Good thing you've disected a few of these. I'd be scratching my head over that unsorted pile of screws and parts ... which goes where?!?

You should embed your pics. After you attached, click on each pic icon individually. Highlight the URL address at the top, and Ctrl-C copy to the clipboard. Then, back in your post editor, click on the little "mountain" icon to insert the photo URL inbetween IMG tags like this:










Presto ... image seen in post, and you can add comments above or below each image.

TJ


----------



## imatt88 (Jan 31, 2010)

OMG

How the heck do your keep track of all the fiddly bits?:laugh:


----------



## flyernut (Oct 31, 2010)

tjcruiser said:


> Flyernut,
> 
> Good thing you've disected a few of these. I'd be scratching my head over that unsorted pile of screws and parts ... which goes where?!?
> 
> ...


This is my first one to take apart. The biggest headache is getting the linkages all sync'ed with the other side. It's just not a matter of putting stuff together. It's just as important as quartering.


----------



## flyernut (Oct 31, 2010)

imatt88 said:


> OMG
> 
> How the heck do your keep track of all the fiddly bits?:laugh:


Ha!! I never took one of these apart before so I took pictures of things before I took it apart. The only thing wrong with that is all the pictures I took were blurred, and I couldn't use them!!! Luckily, I had the other loco I just bought and the linkages are the same. I only used to other loco to check if I did it right. Kinda like a little test for myself. You have to experiment and jump into this stuff.


----------



## flyernut (Oct 31, 2010)

tjcruiser said:


> Flyernut,
> 
> Good thing you've disected a few of these. I'd be scratching my head over that unsorted pile of screws and parts ... which goes where?!?
> 
> ...


I appreciate the help with the 'puter!!!But you're talking to a guy who still has an 8-track player in his car,lol...


----------



## imatt88 (Jan 31, 2010)

Flyer,


I got a Led Zepplin 8-track for you if you need it:laugh::laugh:


----------



## flyernut (Oct 31, 2010)

imatt88 said:


> Flyer,
> 
> 
> I got a Led Zepplin 8-track for you if you need it:laugh::laugh:


Probably got it, lol.....


----------



## tjcruiser (Jan 10, 2010)

flyernut said:


> I appreciate the help with the 'puter!!!But you're talking to a guy who still has an 8-track player in his car,lol...
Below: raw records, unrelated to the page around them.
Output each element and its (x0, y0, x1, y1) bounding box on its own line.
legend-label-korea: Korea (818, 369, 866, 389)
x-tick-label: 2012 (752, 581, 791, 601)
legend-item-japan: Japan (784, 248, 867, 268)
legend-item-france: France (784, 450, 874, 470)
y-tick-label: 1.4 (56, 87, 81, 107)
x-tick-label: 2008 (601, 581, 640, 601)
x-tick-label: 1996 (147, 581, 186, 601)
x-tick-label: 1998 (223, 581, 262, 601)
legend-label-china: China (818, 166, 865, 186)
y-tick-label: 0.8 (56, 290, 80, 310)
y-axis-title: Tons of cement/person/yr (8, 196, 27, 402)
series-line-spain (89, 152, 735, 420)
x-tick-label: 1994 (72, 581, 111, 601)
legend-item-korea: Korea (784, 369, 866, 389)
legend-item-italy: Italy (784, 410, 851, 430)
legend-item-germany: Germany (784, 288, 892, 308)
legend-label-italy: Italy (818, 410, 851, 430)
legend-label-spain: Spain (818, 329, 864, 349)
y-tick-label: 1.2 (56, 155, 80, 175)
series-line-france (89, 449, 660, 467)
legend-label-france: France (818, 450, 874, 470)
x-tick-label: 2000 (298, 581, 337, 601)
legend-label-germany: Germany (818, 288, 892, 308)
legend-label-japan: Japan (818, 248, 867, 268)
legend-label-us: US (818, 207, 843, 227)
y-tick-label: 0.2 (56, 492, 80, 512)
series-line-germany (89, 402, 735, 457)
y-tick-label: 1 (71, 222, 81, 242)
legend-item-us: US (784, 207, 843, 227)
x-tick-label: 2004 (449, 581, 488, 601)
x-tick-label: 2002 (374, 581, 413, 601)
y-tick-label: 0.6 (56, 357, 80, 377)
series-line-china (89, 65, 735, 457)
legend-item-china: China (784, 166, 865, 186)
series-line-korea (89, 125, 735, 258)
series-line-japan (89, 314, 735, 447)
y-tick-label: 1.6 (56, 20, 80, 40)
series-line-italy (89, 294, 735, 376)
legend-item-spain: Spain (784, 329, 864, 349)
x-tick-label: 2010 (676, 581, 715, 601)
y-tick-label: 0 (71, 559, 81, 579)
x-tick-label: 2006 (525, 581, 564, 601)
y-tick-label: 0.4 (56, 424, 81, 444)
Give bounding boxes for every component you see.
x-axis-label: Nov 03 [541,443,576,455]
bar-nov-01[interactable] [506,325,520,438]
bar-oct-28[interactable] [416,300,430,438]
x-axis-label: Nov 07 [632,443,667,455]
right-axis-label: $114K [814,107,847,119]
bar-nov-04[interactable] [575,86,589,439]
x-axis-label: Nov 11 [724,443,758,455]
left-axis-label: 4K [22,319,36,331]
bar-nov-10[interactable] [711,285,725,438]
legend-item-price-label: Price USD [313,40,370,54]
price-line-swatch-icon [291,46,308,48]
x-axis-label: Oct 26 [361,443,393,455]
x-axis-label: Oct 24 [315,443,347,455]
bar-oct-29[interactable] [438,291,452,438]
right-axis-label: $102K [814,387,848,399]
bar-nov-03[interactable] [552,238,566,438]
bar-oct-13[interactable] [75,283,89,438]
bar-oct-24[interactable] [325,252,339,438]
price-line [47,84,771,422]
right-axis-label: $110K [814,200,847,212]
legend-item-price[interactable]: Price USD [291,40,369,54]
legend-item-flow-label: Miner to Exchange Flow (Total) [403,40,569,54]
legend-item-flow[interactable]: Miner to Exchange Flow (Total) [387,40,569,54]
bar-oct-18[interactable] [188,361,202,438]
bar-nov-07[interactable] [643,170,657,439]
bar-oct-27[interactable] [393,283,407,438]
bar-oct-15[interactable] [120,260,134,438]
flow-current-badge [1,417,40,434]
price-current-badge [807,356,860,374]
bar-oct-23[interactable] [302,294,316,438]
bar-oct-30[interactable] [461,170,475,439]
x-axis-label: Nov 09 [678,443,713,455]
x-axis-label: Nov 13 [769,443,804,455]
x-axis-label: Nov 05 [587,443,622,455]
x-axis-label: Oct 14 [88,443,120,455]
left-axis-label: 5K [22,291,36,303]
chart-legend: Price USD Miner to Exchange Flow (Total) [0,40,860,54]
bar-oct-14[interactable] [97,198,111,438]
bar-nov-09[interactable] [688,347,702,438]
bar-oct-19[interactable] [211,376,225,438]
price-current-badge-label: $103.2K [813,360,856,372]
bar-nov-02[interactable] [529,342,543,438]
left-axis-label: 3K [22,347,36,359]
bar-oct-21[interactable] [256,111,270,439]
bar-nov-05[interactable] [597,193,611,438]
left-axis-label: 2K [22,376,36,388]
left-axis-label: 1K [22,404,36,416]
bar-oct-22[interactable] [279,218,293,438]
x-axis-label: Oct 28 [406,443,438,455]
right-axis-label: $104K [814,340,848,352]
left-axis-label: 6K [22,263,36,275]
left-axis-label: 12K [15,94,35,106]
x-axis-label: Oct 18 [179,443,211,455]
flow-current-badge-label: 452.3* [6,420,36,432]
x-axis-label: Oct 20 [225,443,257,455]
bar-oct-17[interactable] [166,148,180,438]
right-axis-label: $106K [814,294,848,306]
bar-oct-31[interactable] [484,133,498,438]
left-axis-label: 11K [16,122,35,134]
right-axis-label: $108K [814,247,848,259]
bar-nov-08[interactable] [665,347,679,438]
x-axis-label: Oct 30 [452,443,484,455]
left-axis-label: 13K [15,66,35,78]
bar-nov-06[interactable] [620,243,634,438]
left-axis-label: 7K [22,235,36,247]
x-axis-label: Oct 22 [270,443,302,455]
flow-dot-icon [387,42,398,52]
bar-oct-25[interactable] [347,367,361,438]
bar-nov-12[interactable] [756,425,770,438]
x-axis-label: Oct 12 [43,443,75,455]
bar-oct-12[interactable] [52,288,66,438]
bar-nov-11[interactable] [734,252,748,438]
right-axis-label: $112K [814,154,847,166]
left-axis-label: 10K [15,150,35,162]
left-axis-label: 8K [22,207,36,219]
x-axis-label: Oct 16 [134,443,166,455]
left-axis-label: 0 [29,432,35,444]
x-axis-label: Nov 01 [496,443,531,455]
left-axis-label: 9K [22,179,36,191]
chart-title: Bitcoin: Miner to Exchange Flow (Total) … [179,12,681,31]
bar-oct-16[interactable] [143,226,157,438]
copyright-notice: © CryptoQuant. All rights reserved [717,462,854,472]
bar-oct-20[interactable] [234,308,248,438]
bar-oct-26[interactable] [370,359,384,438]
C'mon ... you can do it ...










Easy!

You know you can ...

TJ


----------



## flyernut (Oct 31, 2010)

tjcruiser said:


> C'mon ... you can do it ...
> 
> 
> 
> ...


HA!!! I'll try....


----------



## T-Man (May 16, 2008)

*I wanted to see this*

I find, I don't need a large picture very often.
Around 6oo to 650 pixels wide is a good size.
I use paint to resize them. Sometimes I use the medium size in photobucket. When I have a lot, then I just link them up. Members can always go there since I have more pictures there.


----------



## T-Man (May 16, 2008)

Here is your picture reduced to 32% with paint.










I thought I lost the big post. Good to see it.
The width on yours is 1000 as compared to 320 on the reduced picture.


----------



## Reckers (Oct 11, 2009)

I like big pics----more detail!


----------



## T-Man (May 16, 2008)

Of course, you're sitting on a potty looking at S gage pictures!
Been doing that for years and years.


----------